Cannot create R2D2 trainer with evaluation worker

I have an R2D2 checkpoint stored in checkpoint_path. What I do is:

config = { ... my configuration ... }
config['evaluation_num_workers'] = 1
trainer = tune.registry.get_trainable_cls('R2D2')(config=config)

and I receive the error:

ValueError: replay_sequence_length is calculated automatically to be model->max_seq_len + burn_in!

however, if I do print(config['replay_sequence_length']) the output is -1, correctly since R2D2 requires it to be -1 and will automatically compute it.

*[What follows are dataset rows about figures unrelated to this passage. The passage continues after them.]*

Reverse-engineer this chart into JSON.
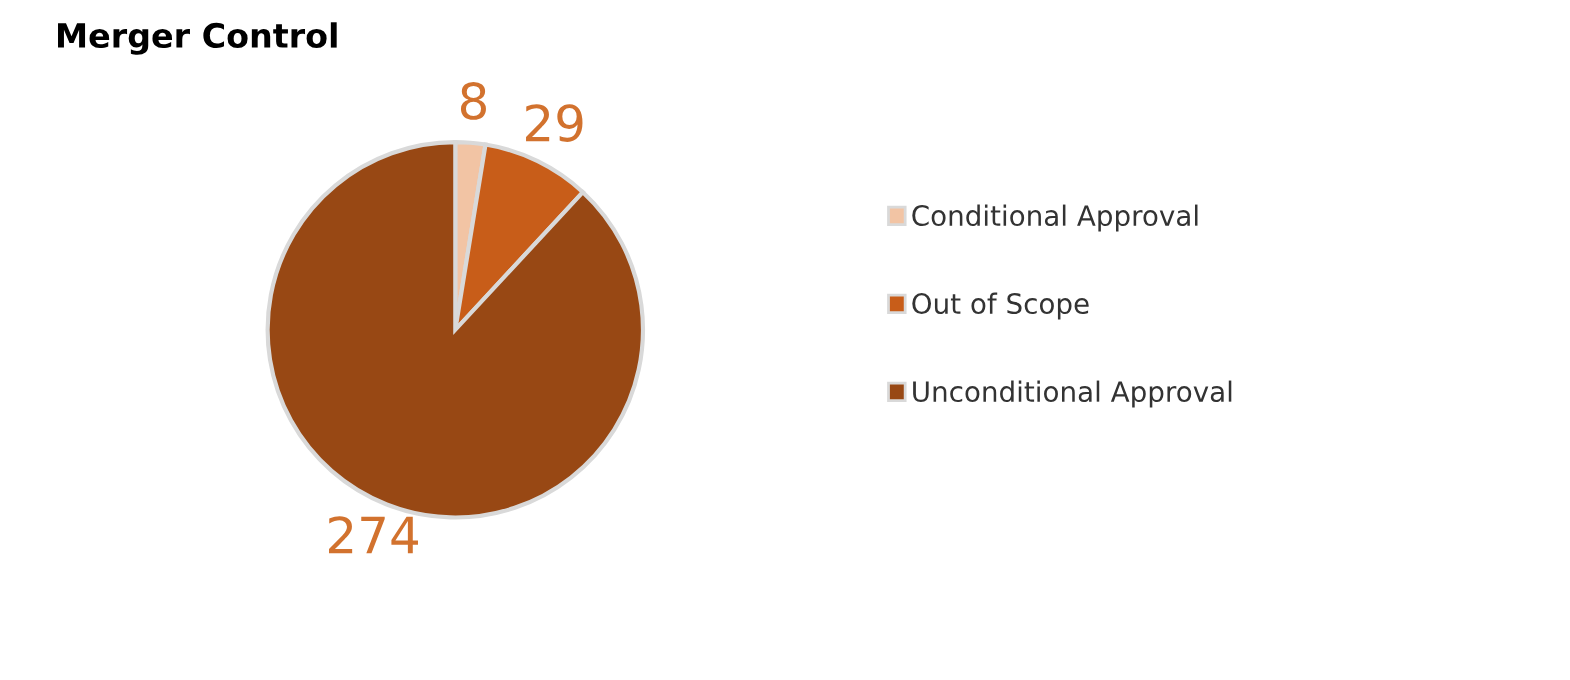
{
  "chart_data": {
    "type": "pie",
    "title": "Merger Control",
    "categories": [
      "Conditional Approval",
      "Out of Scope",
      "Unconditional Approval"
    ],
    "values": [
      8,
      29,
      274
    ],
    "colors": [
      "#f2c4a4",
      "#c85d19",
      "#984814"
    ],
    "data_labels": true,
    "legend": "right"
  }
}
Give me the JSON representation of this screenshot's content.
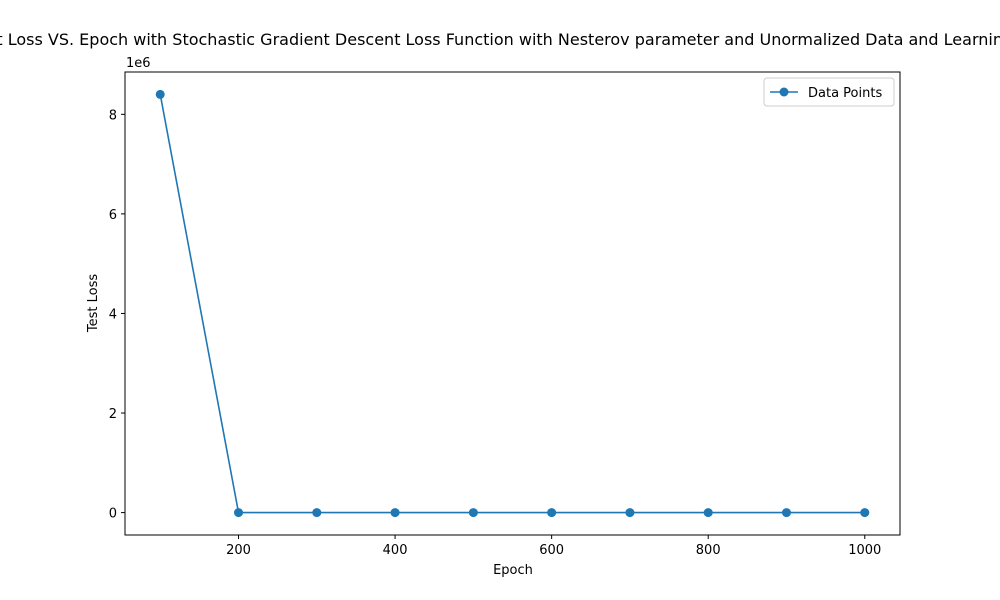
{
  "chart_data": {
    "type": "line",
    "title": "Test Loss VS. Epoch with Stochastic Gradient Descent Loss Function with Nesterov parameter and Unormalized Data and Learning Rate",
    "xlabel": "Epoch",
    "ylabel": "Test Loss",
    "y_offset_label": "1e6",
    "x_ticks": [
      200,
      400,
      600,
      800,
      1000
    ],
    "y_ticks": [
      0,
      2,
      4,
      6,
      8
    ],
    "xlim": [
      55,
      1045
    ],
    "ylim": [
      -0.45,
      8.85
    ],
    "grid": false,
    "legend_position": "top-right",
    "series": [
      {
        "name": "Data Points",
        "color": "#1f77b4",
        "marker": "circle",
        "x": [
          100,
          200,
          300,
          400,
          500,
          600,
          700,
          800,
          900,
          1000
        ],
        "y": [
          8.4,
          0.0003,
          0.0002,
          0.0001,
          0.0001,
          0.0001,
          0.0001,
          0.0001,
          0.0001,
          0.0001
        ]
      }
    ]
  }
}
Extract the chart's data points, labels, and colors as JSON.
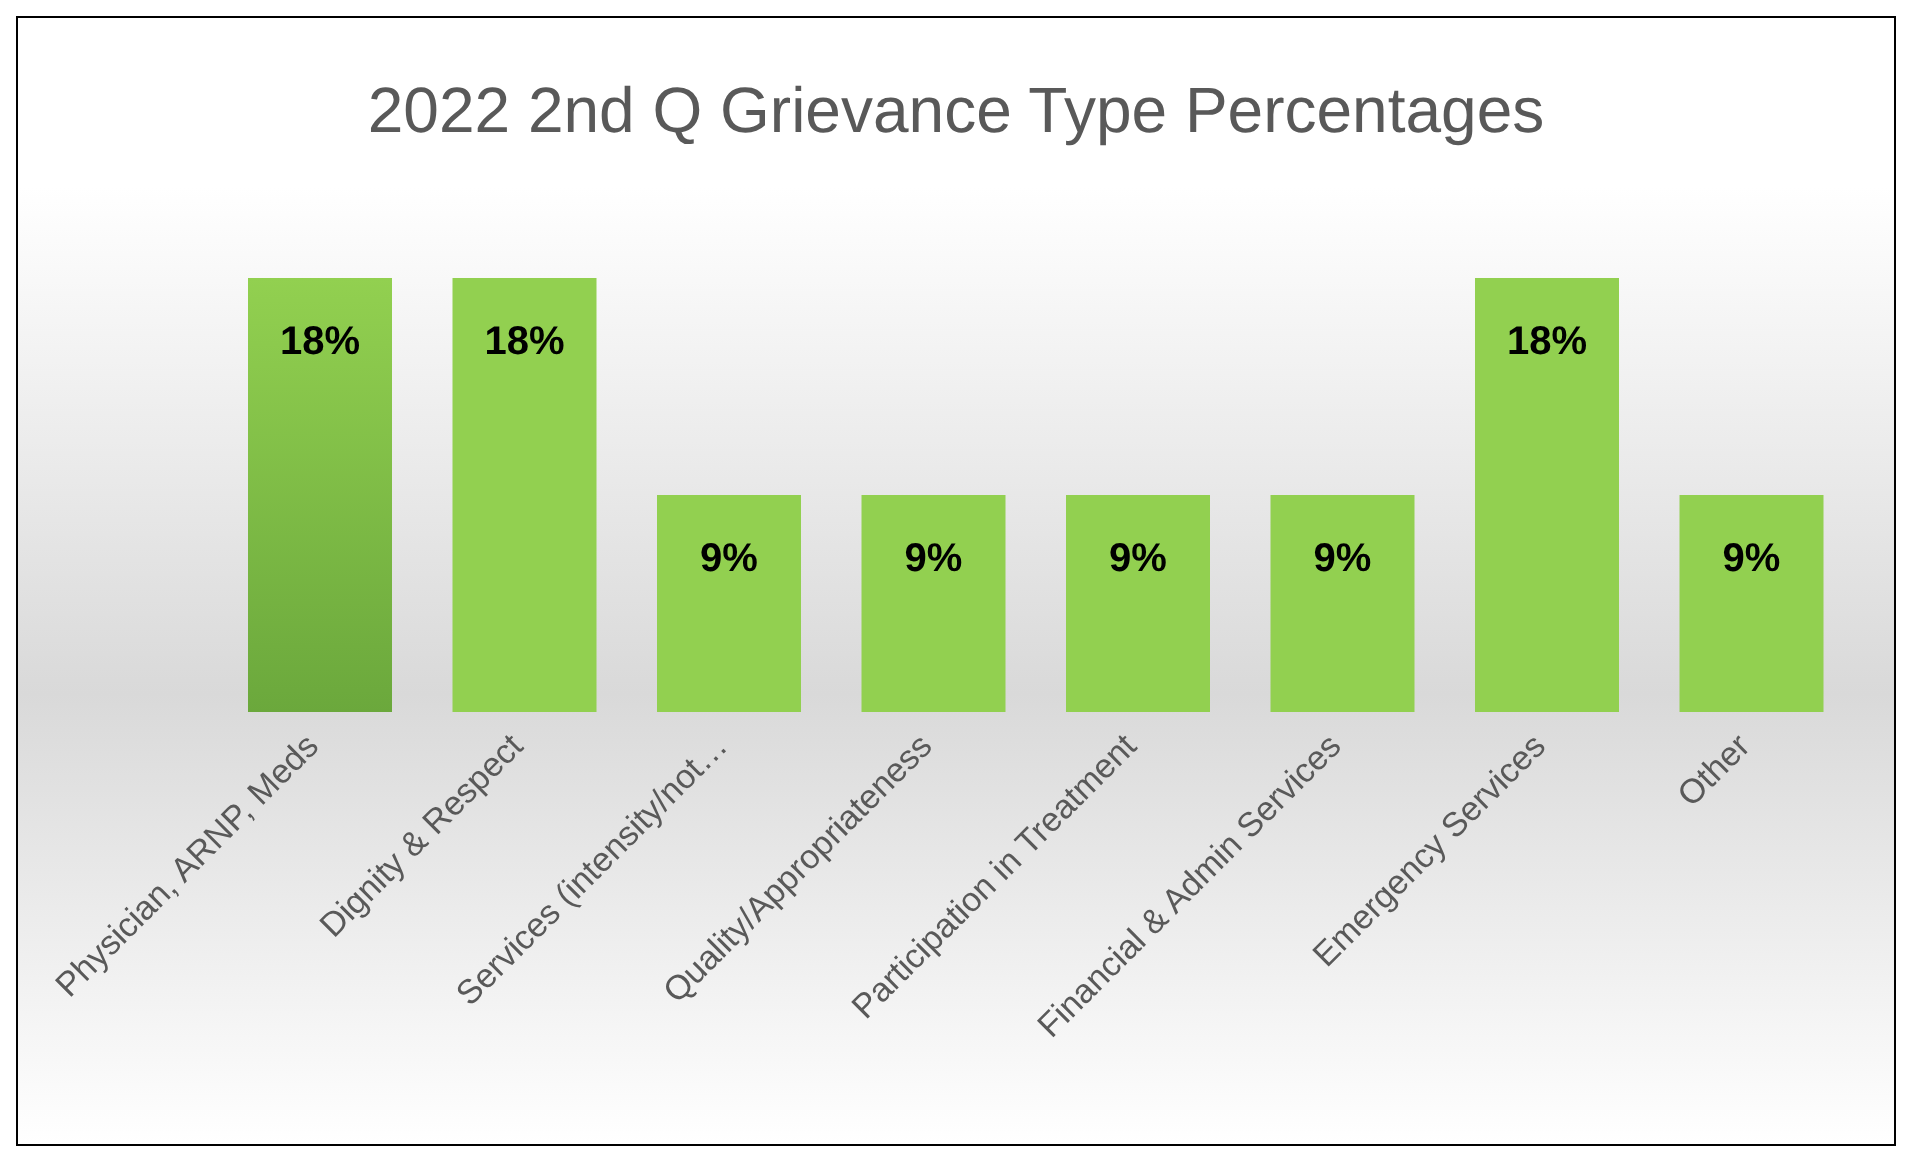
{
  "chart_data": {
    "type": "bar",
    "title": "2022 2nd Q Grievance Type Percentages",
    "categories": [
      "Physician, ARNP, Meds",
      "Dignity & Respect",
      "Services (intensity/not…",
      "Quality/Appropriateness",
      "Participation in Treatment",
      "Financial & Admin Services",
      "Emergency Services",
      "Other"
    ],
    "values": [
      18,
      18,
      9,
      9,
      9,
      9,
      18,
      9
    ],
    "colors": [
      "#6ba83c",
      "#92d050",
      "#92d050",
      "#92d050",
      "#92d050",
      "#92d050",
      "#92d050",
      "#92d050"
    ],
    "value_labels": [
      "18%",
      "18%",
      "9%",
      "9%",
      "9%",
      "9%",
      "18%",
      "9%"
    ],
    "grid": false,
    "legend": false
  }
}
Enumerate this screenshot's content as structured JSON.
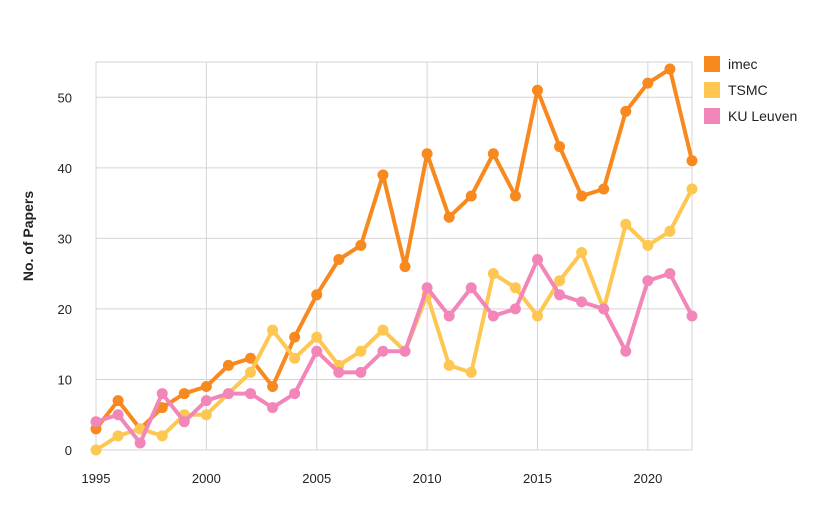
{
  "chart_data": {
    "type": "line",
    "title": "",
    "xlabel": "",
    "ylabel": "No. of Papers",
    "xlim": [
      1995,
      2022
    ],
    "ylim": [
      0,
      55
    ],
    "xticks": [
      1995,
      2000,
      2005,
      2010,
      2015,
      2020
    ],
    "yticks": [
      0,
      10,
      20,
      30,
      40,
      50
    ],
    "grid": true,
    "legend_position": "top-right",
    "x": [
      1995,
      1996,
      1997,
      1998,
      1999,
      2000,
      2001,
      2002,
      2003,
      2004,
      2005,
      2006,
      2007,
      2008,
      2009,
      2010,
      2011,
      2012,
      2013,
      2014,
      2015,
      2016,
      2017,
      2018,
      2019,
      2020,
      2021,
      2022
    ],
    "series": [
      {
        "name": "imec",
        "color": "#f7891f",
        "values": [
          3,
          7,
          3,
          6,
          8,
          9,
          12,
          13,
          9,
          16,
          22,
          27,
          29,
          39,
          26,
          42,
          33,
          36,
          42,
          36,
          51,
          43,
          36,
          37,
          48,
          52,
          54,
          41
        ]
      },
      {
        "name": "TSMC",
        "color": "#fdc752",
        "values": [
          0,
          2,
          3,
          2,
          5,
          5,
          8,
          11,
          17,
          13,
          16,
          12,
          14,
          17,
          14,
          22,
          12,
          11,
          25,
          23,
          19,
          24,
          28,
          20,
          32,
          29,
          31,
          37
        ]
      },
      {
        "name": "KU Leuven",
        "color": "#f286b8",
        "values": [
          4,
          5,
          1,
          8,
          4,
          7,
          8,
          8,
          6,
          8,
          14,
          11,
          11,
          14,
          14,
          23,
          19,
          23,
          19,
          20,
          27,
          22,
          21,
          20,
          14,
          24,
          25,
          19
        ]
      }
    ]
  }
}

If I do not set config[evaluation_num_workers] = 1 then everything works fine, but for other reasons that I won’t explain here I need it to be 1.

@fedetask ,

I would check what config["evaluation_config"] looks like as during evaluation this config is used. Maybe therein you get a default of 1.

1 Like

That was the problem, thanks!

However, isn’t this a bug? My evaluation config is just {'explore': False}, it does not contain the 'replay_sequence_length' key at all.

The custom exploration_config is merged with the default (or common) exploration configuration during validation such that a user does not have to restate all configuration parameters. As a side-effect you have some default values that are taken from the default configuration that are not directly observable and have to be accounted for.

As configuration parameters are a lot in RL the RLlib team opted for using a default configuration and let users change specific parameters. So we just have to learn once, what the default is but do not have to set up a full configuration (and certainly often forget some parameters that lead then to an error).

1 Like

Ok I understand, this does indeed cause an issue since the correct 'replay_sequence_length' in the default R2D2 is probably replaced with a wrong value when the merge happens. I guess it’s this bug that hasn’t been addressed yet.

Do you think that if I set config['evaluation_config']['replay_sequence_length'] = -1 this would cause an issue to other algorithms? DQN works anyway but I don’t know about others.

1 Like

I guess that as long as you do not use a recurrent model that would work fine.

1 Like